AOW-gerechtigden zonder aanvullend pensioen ondervinden geen nadeel van het vervallen van de verhoging van de ouderenkorting, omdat zij die niet kunnen verzilveren. Op deze manier zijn de middelen meer gericht op AOW’ers met een lager inkomen.
De leden van de 50PLUS-fractie vragen waarom de buitengewone verhoging van het minimumloon bij wetswijziging op zijn vroegst in 2024 haalbaar was. De leden van de 50PLUS-fractie vragen verder of een spoedwet een optie was. Ook willen zij weten of een spoedwet een aparte extra verhoging van het minimumloon met gekoppeld een verhoging van de AOW niet mogelijk was.
Pas eind augustus van dit jaar is besloten tot de nu vastgestelde buitengewone verhoging van het wettelijk minimumloon per 1 januari 2023 van meer dan 10 procent. Die datum was niet meer haalbaar indien op dat moment nog een wetstraject in gang had moeten worden gezet.
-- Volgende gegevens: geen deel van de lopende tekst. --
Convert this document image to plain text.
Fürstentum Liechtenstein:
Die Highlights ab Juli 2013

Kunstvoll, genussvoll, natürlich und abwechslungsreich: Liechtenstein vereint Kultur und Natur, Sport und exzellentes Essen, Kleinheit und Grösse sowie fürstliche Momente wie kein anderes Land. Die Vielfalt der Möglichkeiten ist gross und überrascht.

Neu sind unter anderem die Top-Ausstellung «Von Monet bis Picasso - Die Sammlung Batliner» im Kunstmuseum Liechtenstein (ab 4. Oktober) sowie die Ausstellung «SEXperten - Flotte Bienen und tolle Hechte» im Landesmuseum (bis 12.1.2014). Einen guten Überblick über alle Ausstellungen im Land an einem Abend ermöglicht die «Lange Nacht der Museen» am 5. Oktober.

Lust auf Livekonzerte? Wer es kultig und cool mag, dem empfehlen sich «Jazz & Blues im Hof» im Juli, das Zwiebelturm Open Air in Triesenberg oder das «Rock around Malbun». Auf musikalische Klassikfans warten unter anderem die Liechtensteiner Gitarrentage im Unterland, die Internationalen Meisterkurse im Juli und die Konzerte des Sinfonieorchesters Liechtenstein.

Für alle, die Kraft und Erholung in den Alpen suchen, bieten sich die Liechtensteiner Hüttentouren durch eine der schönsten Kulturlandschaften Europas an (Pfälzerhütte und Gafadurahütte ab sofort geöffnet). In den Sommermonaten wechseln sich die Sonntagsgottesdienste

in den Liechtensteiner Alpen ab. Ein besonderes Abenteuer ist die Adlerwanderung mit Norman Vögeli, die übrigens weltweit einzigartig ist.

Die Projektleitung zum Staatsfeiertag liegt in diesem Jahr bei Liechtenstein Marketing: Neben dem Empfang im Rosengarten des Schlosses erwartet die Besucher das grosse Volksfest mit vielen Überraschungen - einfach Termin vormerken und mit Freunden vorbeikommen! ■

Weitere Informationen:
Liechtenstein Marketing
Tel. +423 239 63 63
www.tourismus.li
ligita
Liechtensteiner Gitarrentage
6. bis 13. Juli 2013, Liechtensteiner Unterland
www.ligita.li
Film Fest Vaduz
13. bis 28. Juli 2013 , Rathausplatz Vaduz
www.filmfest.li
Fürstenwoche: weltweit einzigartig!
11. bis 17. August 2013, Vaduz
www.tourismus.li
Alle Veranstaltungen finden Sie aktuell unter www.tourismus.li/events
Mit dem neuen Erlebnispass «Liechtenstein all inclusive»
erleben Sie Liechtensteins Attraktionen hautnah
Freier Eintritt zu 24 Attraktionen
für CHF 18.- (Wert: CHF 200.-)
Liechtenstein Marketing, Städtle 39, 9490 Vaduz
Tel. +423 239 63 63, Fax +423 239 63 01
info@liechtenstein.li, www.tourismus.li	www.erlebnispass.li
Om die reden, en omdat het kabinet de verhoging van het minimumloon op een zo kort mogelijke termijn noodzakelijk acht, is besloten de buitengewone verhoging van het minimumloon te regelen door middel van een algemene maatregel van bestuur. Voor een goede uitvoerbaarheid was bovendien een invoeringstermijn van enkele maanden noodzakelijk, en had de wetswijziging dan ook al in oktober 2022 gereed moeten zijn. Dit houdt mede verband met de doorwerking van de verhoging op de hoogte van diverse uitkeringen.
Vanwege deze redenen was bij een beoogde invoeringsdatum van 1 januari 2023 een spoedwet geen mogelijkheid.
De leden van de 50PLUS-fractie informeren of de (bijna) afschaffing van de IOAOW mogelijk is zonder een wijziging van de aparte wet IO-AOW.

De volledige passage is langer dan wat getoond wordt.